Now, in and of itself, this is pretty cool. But I think its worth it to take a moment to offer up a word of caution. There's a reason why the original serialization mechanism was version intolerant (and it wasn't just because the Microsoft developers were too lazy to add tolerance support). If the object you're serializating across the wire is nothing more than data, then this new feature is fairly safe. But if you're actually remoting objects that are more object-oriented (both data and logic together) then caution needs to exercised. While VTS may prevent serialization (i.e. schema) errors from occurring, it won't stop differences in logic between the two type versions from totally hosing up your application. In other words, when you code up version 2 of the serializable object, you better be thinking about version 1, version 1.5, and any other version between what the client was compiled against and what you've got sitting in your IDE. The question to ask when considering this new feature is this: is it more work to force clients to always get the latest binaries or to add backward-compatibility support to my new type? I think in many cases it's more complex to do the later. Especially when you consider many of tools we have today that allow client applications to automatically update their binaries.

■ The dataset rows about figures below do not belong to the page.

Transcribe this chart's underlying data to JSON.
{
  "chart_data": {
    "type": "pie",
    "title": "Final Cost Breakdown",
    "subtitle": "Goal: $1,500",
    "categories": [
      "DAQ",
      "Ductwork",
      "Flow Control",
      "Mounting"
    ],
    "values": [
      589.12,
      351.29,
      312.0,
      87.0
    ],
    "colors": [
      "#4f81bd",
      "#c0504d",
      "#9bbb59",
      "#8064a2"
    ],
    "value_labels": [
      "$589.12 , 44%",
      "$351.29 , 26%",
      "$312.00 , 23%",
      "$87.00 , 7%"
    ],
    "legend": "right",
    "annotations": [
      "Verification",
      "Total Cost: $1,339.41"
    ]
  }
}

So, in a Remoting scenario where you allow the client and server to version independently I think one needs to exercise caution (and a lot of good unit testing) before hailing this feature as the answer to all our versioning problems. Throwing a new version of a type onto a server with minimal effort to support backward compatibility will lead to a lot of very hard to debug application errors and may even lead to bad data getting persisted to the database. Rocky Lhotka talks more about this problem is a more generic scense in this article on TheServerSide.net.

Howerver...

VTS in General
I think there is a scenario where this new feature shines without the aforementioned caviat. I was on a project once where we used serialization to persist objects to disk instead of persisting them to a traditional RDBMS. The application was a desktop app similar to Microsoft Word where the user worked with "documents" and could save and load them as files. It seemed like a natural fit to have the document be some kind of object model that was persisted to and from disk via serialization. Everything worked fine until we started thinking about version 2 of our app. While there were ways to relax the versioning restrictions in in .NET 1.x serialization when the schema didn't change, the moment we added new fields to our types, the fated serialization errors occurred.

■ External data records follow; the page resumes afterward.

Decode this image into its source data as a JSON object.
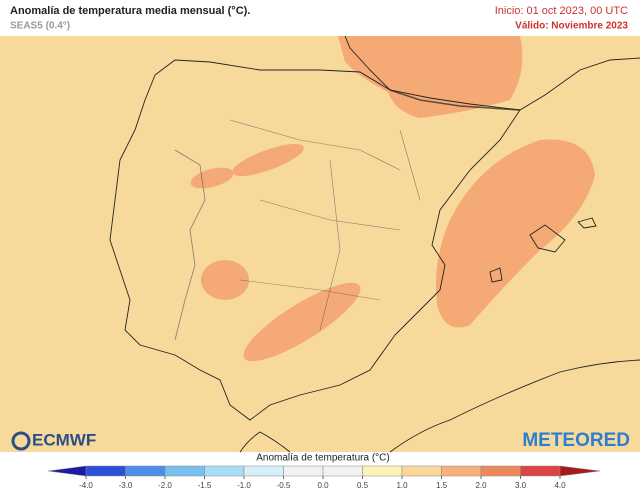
{
  "header": {
    "title": "Anomalía de temperatura media mensual (°C).",
    "subtitle": "SEAS5 (0.4°)",
    "init": "Inicio: 01 oct 2023, 00 UTC",
    "valid": "Válido: Noviembre 2023"
  },
  "logos": {
    "left": "ECMWF",
    "right": "METEORED"
  },
  "legend": {
    "title": "Anomalía de temperatura (°C)",
    "ticks": [
      {
        "value": -4,
        "label": "-4.0"
      },
      {
        "value": -3,
        "label": "-3.0"
      },
      {
        "value": -2,
        "label": "-2.0"
      },
      {
        "value": -1.5,
        "label": "-1.5"
      },
      {
        "value": -1,
        "label": "-1.0"
      },
      {
        "value": -0.5,
        "label": "-0.5"
      },
      {
        "value": 0,
        "label": "0.0"
      },
      {
        "value": 0.5,
        "label": "0.5"
      },
      {
        "value": 1,
        "label": "1.0"
      },
      {
        "value": 1.5,
        "label": "1.5"
      },
      {
        "value": 2,
        "label": "2.0"
      },
      {
        "value": 3,
        "label": "3.0"
      },
      {
        "value": 4,
        "label": "4.0"
      }
    ],
    "colors": [
      "#2a4fd8",
      "#4a8ee8",
      "#78c0f0",
      "#a8dcf5",
      "#d6eef8",
      "#f2f2f2",
      "#f2f2f2",
      "#fdf3b8",
      "#fbd89a",
      "#f6b27a",
      "#ee8a5a",
      "#dd4444"
    ],
    "under": "#1a1aa8",
    "over": "#a81a1a"
  }
}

But this scenario was different than Remoting in that we only had to worry about the difference in type data (schema), not logic. This is because we were not interoperating with the older type. We just had to figure out a way to transform data serialized by an old type so that it would fit the schema of a new type. In the end, we ended up writing an elaborate upgrade system that would parse the serialized data itself (which in our case was SOAP XML) and transform it to a newer version, adding fields as necessary. This was not an ideal solution. First, it was very complex. Second, it essentially broke the rule of encapsulation, since the upgrader tool had to have intimate knowledge of the fields of the type is was upgrading. It would have been better to place the responsibility of managing new fields of a type within the type itself. I believe the new VTS features of .NET 2.0 allow us to do just that and with minimal effort.